Canada made it 2-0 at 7:36 when Tyson Barrie spotted Tyler Ennis in front, and Ennis converted the close-in chance. Two and a half minutes later, Burns made a sensational play, taking a slap-pass beautifully redirected in front by O’Reilly.

Seguin capped off an intimidating period by blasting a slapshot from the top of the circle on the power play for his first of the night. Shots were 20-3 and were clear indication of the one-sided play.

Canada tacked on two more in the second, but Belarus did create a few good chances of its own. Seguin scored his second after several minutes of dominant play in and around the Belarus goal, wiring a shot past a beleaguered and frustrated Lalande at 3:23.

The Canadians also incurred their first penalty of the game in the second, ending a streak of 88:33 without a single trip to the penalty box.

Burns got his second of the night off another point blast, this time on a power play. But on another man advantage a Crosby pass ended in centre ice and Yevgeni Kovyrshin scooped it up to create a to-on-one with Alexander Kulakov. Kulakov got the pass but Smith made a fine save off the clear break.

Seguin added his third goal in the third along with Ryan O'Reilly with his second. Spezza potted the ninth of the night at 15:19.

Smith made his best save midway through with a sensational right pad save off a back-door chance by Sergei Drozd, who shook his head in disbelief as he skated to the bench.

Interestingly, Seguin scored his first regular-season NHL goal in this arena, on October 10, 2010, in a 3-0 win over Phoenix. And now today.

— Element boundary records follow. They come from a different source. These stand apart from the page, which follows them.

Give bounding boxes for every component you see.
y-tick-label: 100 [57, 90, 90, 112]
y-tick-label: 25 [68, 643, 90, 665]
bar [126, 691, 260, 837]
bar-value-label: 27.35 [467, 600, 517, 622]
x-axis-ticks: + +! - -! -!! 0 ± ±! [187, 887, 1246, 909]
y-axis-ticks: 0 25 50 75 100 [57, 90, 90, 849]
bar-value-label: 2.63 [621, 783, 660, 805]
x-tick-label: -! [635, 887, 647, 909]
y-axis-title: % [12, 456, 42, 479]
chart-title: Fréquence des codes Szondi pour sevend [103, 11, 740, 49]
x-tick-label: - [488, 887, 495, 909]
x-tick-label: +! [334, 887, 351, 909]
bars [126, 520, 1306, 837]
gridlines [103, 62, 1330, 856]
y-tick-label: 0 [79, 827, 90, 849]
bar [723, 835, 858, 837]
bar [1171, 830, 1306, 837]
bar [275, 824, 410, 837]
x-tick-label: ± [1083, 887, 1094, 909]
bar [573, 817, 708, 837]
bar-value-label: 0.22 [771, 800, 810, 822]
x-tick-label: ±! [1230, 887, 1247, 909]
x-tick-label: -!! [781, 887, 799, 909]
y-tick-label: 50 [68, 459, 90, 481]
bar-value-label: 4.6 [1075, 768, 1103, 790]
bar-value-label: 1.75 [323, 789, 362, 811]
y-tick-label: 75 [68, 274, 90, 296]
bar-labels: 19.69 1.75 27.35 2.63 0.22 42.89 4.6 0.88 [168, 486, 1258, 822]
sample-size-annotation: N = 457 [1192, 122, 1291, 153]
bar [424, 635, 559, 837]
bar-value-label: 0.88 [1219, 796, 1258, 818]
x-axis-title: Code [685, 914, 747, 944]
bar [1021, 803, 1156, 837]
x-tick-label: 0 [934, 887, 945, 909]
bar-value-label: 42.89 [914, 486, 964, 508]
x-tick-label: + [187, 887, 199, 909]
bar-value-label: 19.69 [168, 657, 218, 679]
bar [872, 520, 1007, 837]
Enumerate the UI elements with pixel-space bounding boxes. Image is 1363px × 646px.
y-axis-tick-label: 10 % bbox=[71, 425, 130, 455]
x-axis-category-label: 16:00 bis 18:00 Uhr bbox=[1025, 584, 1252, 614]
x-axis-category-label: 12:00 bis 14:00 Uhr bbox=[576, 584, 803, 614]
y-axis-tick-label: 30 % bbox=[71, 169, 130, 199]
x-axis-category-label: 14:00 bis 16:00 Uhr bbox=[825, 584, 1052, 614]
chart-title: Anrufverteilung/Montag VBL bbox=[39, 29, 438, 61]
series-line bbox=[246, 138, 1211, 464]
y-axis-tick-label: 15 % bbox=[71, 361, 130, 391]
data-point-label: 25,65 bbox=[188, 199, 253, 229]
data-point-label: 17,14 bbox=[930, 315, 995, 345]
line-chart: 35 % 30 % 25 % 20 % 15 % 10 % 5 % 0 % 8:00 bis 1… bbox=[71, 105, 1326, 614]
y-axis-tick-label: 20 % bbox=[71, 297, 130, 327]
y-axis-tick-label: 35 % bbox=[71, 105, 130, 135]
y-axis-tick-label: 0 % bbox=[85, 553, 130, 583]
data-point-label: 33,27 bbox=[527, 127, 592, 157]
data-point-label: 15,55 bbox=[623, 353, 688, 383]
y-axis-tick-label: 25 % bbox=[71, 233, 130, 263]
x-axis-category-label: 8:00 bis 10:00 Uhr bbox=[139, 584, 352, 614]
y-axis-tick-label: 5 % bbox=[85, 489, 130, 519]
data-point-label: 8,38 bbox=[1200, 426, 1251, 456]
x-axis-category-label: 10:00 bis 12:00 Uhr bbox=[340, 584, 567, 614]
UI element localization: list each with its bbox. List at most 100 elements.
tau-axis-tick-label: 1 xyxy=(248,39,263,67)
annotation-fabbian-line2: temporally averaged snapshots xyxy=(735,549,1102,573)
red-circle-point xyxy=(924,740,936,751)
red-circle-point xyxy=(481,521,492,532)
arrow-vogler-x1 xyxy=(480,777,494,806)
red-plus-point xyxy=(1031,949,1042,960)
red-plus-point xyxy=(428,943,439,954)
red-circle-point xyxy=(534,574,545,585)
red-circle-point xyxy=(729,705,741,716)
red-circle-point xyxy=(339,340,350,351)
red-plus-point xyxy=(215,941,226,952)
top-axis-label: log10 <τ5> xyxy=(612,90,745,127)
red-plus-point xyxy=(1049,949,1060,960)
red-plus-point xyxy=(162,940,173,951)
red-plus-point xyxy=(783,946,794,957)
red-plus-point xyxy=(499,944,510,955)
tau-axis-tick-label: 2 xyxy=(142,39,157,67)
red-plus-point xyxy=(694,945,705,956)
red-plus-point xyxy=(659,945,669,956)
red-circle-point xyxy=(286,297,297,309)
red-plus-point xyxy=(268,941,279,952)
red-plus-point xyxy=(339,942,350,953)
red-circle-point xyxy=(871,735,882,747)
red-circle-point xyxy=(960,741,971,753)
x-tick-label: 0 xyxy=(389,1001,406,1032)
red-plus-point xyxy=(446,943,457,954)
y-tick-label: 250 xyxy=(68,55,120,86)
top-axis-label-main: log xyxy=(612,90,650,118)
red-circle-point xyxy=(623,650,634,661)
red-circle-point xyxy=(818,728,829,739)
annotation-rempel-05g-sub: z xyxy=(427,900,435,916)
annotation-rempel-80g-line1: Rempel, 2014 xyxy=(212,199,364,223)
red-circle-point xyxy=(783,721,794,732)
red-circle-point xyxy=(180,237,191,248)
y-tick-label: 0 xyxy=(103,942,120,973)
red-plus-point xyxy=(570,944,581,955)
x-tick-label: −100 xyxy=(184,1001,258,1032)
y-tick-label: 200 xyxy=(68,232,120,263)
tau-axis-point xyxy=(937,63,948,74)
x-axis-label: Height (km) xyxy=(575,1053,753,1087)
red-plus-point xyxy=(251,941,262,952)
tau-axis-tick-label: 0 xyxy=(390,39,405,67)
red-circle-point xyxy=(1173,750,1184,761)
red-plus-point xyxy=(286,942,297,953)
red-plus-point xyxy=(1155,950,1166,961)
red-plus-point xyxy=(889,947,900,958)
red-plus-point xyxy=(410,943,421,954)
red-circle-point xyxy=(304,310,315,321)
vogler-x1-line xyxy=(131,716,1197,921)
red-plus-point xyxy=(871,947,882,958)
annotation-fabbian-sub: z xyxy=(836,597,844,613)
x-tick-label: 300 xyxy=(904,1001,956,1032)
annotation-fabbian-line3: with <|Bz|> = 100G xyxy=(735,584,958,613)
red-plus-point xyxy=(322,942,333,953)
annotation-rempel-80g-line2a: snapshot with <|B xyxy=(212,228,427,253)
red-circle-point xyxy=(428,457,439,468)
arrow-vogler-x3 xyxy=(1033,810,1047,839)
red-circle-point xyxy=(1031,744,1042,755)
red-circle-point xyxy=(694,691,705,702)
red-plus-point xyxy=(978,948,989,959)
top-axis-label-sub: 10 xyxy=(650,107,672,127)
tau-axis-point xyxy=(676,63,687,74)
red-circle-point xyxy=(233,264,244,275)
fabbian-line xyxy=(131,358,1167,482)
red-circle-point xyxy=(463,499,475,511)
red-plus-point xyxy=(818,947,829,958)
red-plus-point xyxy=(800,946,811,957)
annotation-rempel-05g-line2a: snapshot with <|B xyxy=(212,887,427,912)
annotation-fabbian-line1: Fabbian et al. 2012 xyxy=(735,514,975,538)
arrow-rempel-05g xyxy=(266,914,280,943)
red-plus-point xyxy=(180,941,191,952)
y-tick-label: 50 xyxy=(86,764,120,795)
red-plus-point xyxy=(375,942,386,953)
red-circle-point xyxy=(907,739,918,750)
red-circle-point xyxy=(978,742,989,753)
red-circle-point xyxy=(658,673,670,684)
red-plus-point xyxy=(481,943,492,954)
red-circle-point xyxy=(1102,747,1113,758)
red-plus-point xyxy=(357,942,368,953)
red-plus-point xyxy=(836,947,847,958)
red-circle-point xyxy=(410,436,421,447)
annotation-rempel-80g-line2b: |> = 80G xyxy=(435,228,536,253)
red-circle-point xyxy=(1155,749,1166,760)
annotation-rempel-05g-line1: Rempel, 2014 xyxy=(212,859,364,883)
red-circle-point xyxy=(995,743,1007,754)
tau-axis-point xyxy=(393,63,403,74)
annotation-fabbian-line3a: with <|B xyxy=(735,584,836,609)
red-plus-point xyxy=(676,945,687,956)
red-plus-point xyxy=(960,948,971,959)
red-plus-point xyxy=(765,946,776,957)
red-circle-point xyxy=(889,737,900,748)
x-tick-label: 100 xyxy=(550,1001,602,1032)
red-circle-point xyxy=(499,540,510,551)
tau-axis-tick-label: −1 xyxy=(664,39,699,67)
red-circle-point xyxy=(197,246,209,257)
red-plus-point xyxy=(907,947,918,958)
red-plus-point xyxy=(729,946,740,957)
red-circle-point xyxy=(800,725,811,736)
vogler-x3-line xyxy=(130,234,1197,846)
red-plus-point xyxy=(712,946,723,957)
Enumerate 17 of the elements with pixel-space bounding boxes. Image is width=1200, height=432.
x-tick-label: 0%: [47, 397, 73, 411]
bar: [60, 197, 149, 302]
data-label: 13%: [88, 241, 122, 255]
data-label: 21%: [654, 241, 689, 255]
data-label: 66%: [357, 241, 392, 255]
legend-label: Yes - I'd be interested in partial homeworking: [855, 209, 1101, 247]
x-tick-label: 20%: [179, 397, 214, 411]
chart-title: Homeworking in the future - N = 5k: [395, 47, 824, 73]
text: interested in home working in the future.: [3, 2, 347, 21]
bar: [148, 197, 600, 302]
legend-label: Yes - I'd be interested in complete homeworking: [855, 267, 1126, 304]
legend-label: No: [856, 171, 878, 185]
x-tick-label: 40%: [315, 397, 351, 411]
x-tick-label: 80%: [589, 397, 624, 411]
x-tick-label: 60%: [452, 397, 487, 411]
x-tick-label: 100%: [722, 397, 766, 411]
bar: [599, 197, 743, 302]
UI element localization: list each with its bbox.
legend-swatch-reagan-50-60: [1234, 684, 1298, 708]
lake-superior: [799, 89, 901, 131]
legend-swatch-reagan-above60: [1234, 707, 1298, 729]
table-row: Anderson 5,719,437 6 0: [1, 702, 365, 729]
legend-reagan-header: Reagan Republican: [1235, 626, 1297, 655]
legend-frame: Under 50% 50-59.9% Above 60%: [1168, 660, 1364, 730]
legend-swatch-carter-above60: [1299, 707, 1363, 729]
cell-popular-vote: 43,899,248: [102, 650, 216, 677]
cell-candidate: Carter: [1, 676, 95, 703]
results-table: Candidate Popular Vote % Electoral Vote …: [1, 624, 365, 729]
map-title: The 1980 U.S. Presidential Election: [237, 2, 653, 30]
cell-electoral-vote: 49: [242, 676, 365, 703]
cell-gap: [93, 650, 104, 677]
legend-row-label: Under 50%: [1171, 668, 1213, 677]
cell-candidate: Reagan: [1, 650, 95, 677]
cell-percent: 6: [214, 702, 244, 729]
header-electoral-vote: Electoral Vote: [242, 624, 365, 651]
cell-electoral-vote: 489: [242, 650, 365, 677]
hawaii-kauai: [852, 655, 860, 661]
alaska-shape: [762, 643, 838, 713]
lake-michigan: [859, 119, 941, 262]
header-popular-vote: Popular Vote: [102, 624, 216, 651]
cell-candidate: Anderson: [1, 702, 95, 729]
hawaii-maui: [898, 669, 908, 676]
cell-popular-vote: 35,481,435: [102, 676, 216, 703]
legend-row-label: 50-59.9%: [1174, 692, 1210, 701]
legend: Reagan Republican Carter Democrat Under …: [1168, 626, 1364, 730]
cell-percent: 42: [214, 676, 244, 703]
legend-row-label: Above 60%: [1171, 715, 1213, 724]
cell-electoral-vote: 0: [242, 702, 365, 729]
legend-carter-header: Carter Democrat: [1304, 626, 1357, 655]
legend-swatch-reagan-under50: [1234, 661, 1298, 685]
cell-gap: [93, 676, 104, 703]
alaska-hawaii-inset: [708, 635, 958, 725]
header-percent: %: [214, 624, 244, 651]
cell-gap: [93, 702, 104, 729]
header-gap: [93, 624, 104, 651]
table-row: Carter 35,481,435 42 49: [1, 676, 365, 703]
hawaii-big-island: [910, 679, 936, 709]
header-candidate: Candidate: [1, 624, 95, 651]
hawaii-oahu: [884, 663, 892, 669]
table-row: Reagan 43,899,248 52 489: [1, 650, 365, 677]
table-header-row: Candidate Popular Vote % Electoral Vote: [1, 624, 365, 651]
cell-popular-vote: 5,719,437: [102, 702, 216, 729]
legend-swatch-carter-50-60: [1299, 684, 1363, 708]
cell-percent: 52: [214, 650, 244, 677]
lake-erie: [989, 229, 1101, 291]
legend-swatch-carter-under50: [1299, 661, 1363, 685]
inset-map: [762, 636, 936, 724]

"I don’t know! Someone’s blessing me here in this arena," he responded. "I think for me personally, I started off the tournament not getting bounces. I’m obviously more happy when they go in. We’re not the team that started out back in Vienna and Austria some 20 days ago. We’ve gotten better every day. We’ve grown as a team. We’ve come together, and we’re going to try to continue doing that."